Figure 3. Selinexor reduces expression of DNA Damage Repair genes

(A) Expression levels of Chk1, MSH2, Rad51, MLH1, PMS2 and MSH6 were measured by quantitative PCR from total mRNA extracted from AML cell lines 6 hrs after selinexor treatment. The average relative expression and standard deviation of two independent experiments is shown. Selinexor treated versus untreated, * p<0.05. (B) Immunoblots of whole proteins from MOLM-13 and MV4-11 cell lines after treatment with DMSO or selinexor at the indicated doses and time points. Increased γH2A.X concurrently with increased caspase 3 cleavage are apoptosis indicators. One representative experiment of two is shown. Total mRNA (C) and protein expression (D) of Chk1 and Rad51 measured by real-time PCR and Western Blotting after DMSO or selinexor treatment in primary AML blasts. Quantification of RNA expression was done by quantitative PCR from whole RNA patient samples treated with selinexor for 10 and 24 hrs and protein expression was analyzed by immunoblots of whole protein extracts treated with selinexor for 24 and 48 hrs. Selinexor treated versus untreated, * p<0.05.

Figure 4. Selinexor blocks homologous recombination after DNA damage and prevents recovery from DNA damage caused by idarubicin treatment

(A) Percentage of GFP positivity in HeLa DR cells after ISCE1 cleavage and DMSO or selinexor treatment. HeLa DR cells carry two copies of inactive GFP genes integrated into the genome.
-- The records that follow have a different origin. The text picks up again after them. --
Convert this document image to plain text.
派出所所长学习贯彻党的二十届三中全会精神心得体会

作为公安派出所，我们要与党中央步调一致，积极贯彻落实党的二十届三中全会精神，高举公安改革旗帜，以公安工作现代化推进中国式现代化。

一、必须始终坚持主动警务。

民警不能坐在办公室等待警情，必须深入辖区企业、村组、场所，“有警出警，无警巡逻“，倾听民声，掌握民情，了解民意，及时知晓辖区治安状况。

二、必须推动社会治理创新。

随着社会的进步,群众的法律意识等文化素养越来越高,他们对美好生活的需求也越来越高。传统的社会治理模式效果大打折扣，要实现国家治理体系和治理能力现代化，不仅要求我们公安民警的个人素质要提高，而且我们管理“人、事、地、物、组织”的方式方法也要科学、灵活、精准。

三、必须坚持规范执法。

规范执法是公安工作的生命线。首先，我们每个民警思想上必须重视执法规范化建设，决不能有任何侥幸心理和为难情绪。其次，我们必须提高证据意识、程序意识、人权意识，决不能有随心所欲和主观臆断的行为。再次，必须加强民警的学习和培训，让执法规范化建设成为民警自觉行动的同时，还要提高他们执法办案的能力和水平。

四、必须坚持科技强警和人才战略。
The cells were treated with the ICSE1 enzyme that cuts within the specific DNA sequence of the GFP gene. If HR occurs, there is repair of the double strand breaks and GFP fluorescence is observed. (B) Percentage of viable cells after DMSO and selinexor treatment showing no difference, evidence that lack of GFP repair was due to inhibition of HR and not toxicity or cell death from drug treatment. (C) Immunofluorescence staining of γH2A.X, a marker of DNA damage in MV-4-11 cells treated with 10nM idarubicin for 2 hours. Idarubicin was washed out and cells were either allowed to recover or treated with 100nM selinexor for 48 hrs.
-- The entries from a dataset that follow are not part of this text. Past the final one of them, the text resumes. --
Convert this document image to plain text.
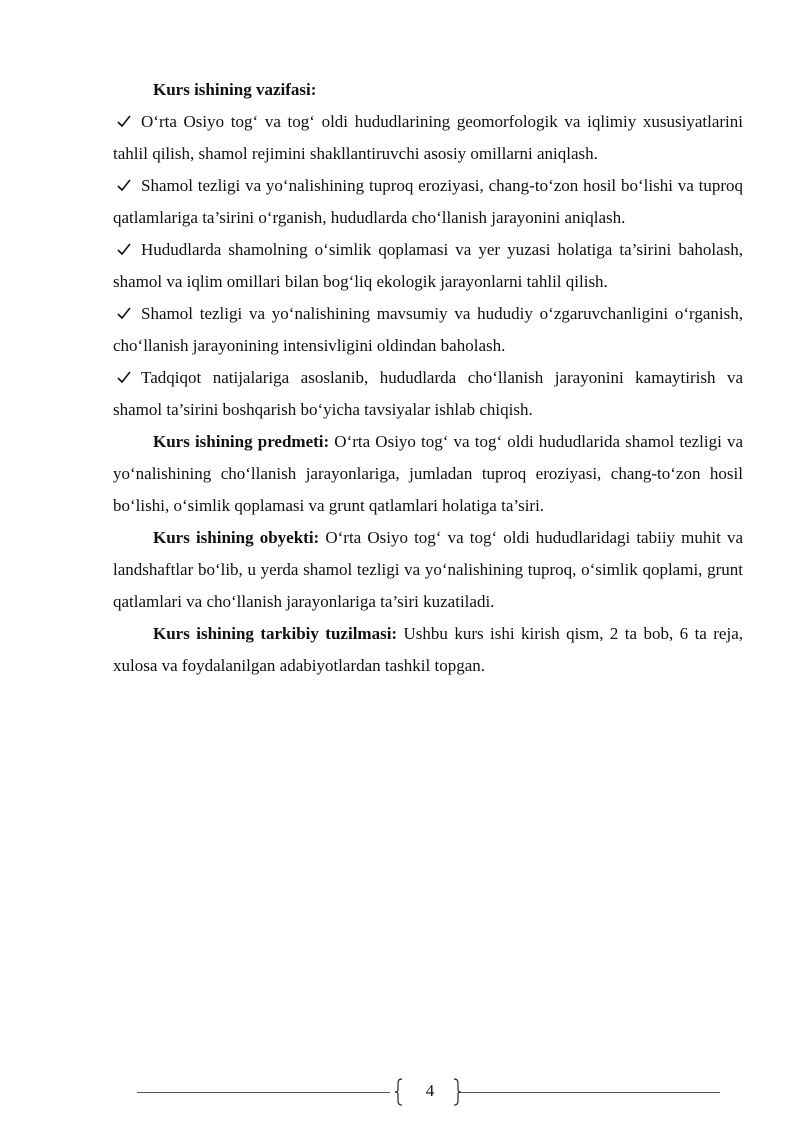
Kurs ishining vazifasi:

O‘rta Osiyo tog‘ va tog‘ oldi hududlarining geomorfologik va iqlimiy xususiyatlarini tahlil qilish, shamol rejimini shakllantiruvchi asosiy omillarni aniqlash.

Shamol tezligi va yo‘nalishining tuproq eroziyasi, chang-to‘zon hosil bo‘lishi va tuproq qatlamlariga ta’sirini o‘rganish, hududlarda cho‘llanish jarayonini aniqlash.

Hududlarda shamolning o‘simlik qoplamasi va yer yuzasi holatiga ta’sirini baholash, shamol va iqlim omillari bilan bog‘liq ekologik jarayonlarni tahlil qilish.

Shamol tezligi va yo‘nalishining mavsumiy va hududiy o‘zgaruvchanligini o‘rganish, cho‘llanish jarayonining intensivligini oldindan baholash.

Tadqiqot natijalariga asoslanib, hududlarda cho‘llanish jarayonini kamaytirish va shamol ta’sirini boshqarish bo‘yicha tavsiyalar ishlab chiqish.

Kurs ishining predmeti: O‘rta Osiyo tog‘ va tog‘ oldi hududlarida shamol tezligi va yo‘nalishining cho‘llanish jarayonlariga, jumladan tuproq eroziyasi, chang-to‘zon hosil bo‘lishi, o‘simlik qoplamasi va grunt qatlamlari holatiga ta’siri.

Kurs ishining obyekti: O‘rta Osiyo tog‘ va tog‘ oldi hududlaridagi tabiiy muhit va landshaftlar bo‘lib, u yerda shamol tezligi va yo‘nalishining tuproq, o‘simlik qoplami, grunt qatlamlari va cho‘llanish jarayonlariga ta’siri kuzatiladi.

Kurs ishining tarkibiy tuzilmasi: Ushbu kurs ishi kirish qism, 2 ta bob, 6 ta reja, xulosa va foydalanilgan adabiyotlardan tashkil topgan.

4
Figure 5. Selinexor downregulates c-Myc expression and binding to DNA Damage Repair gene promoters in AML

(A) c-Myc protein expression in AML cell lines MV4-11 and MOLM-13 treated with selinexor for 24 hrs. One representative western blot of three experiments is shown. (B) Chromatin immunoprecipitation (ChIP) assays of c-Myc on the Rad51 and Chk1 promoter regions in MV4-11 cells after treatment with DMSO or selinexor for 24 hrs.

Figure 6. Idarubicin enhances selinexor anti-leukemic activity in vivo

(A) Survival curve of NSG injected with MV4-11 xenografts and treated with indicated drugs. Survival comparison was made with log-rank test. (B) White blood cell count on day 25 (n=5 per group), p-values obtained using t-test. (C) Spleen weights (mg) on day 25 (n=5 per group), p-values obtained using t-test.